The second strange occurrence came to my knowledge through Rabaya. Freeman told him that as he was towing out to sea that afternoon he encountered a heavy fog immediately after turning from the bay into the channel. The tow-boat had to proceed very slowly. When his vessel had arrived at a point opposite Black Point he heard the sunset gun, and immediately afterwards strange particles began to fall upon the barkentine, which was exactly in the vertical plane of the gun’s range. He had sailed many waters and had seen many kinds of showers, but this was different from all others. Fragments of a sticky substance fell all over the deck, and clung to the sails and spars where they touched them. They seemed to be finely shredded flesh, mixed with particles of shattered bone, with a strip of cloth here and there; and the particles that looked like flesh were of a blackish red and smelled of powder. The visitation gave the skipper and his crew a “creepy” sensation, and awed them somewhat–in short, they were depressed by the strange circumstance to such an extent that Captain Freeman had to employ stern measures to keep down a mutiny, so fearful were the men of going to sea under that terrible omen.

The third circumstance is equally singular.

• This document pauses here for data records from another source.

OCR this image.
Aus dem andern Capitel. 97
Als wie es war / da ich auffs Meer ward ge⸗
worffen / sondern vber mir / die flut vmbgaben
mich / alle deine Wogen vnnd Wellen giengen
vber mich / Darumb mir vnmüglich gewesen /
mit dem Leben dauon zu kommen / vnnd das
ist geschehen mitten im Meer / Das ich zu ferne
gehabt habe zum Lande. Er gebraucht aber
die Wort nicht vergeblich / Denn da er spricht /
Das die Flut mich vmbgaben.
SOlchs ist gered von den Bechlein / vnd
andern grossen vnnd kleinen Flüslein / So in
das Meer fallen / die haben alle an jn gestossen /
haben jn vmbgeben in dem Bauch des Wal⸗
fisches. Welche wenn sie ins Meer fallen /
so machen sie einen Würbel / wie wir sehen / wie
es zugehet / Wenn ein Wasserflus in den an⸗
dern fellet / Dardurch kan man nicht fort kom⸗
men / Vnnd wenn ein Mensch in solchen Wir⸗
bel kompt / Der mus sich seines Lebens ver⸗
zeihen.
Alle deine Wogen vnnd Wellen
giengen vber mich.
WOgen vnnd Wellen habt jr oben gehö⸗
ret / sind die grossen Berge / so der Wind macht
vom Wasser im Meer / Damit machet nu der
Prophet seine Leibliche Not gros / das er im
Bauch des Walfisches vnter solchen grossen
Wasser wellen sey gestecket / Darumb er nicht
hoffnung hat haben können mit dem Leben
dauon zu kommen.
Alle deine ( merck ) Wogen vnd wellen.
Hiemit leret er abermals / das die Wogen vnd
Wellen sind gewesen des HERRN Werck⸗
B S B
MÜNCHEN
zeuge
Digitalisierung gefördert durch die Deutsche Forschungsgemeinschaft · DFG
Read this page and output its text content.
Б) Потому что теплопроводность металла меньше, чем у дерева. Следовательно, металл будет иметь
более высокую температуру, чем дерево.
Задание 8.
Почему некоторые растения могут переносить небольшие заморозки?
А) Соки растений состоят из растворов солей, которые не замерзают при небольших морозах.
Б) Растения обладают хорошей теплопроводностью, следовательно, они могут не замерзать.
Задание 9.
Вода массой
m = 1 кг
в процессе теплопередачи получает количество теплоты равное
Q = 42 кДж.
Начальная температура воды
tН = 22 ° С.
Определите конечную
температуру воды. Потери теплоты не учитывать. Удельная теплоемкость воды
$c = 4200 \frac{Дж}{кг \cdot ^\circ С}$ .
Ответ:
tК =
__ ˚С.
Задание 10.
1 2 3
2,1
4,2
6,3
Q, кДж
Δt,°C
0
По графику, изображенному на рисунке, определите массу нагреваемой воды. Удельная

As Freeman was pacing the deck and talking reassuringly to his crew his foot struck a small, grimy, metallic object lying on the deck. He picked it up and discovered that it, too, bore the odor of burned powder. When he had cleaned it he was amazed to discover that it was the amulet which he had bought that very day from Rabaya. He could not believe it was the same until he had made a search and found that it had been stolen from his pocket.

It needs only to be added that the Flying Devil was never seen afterwards.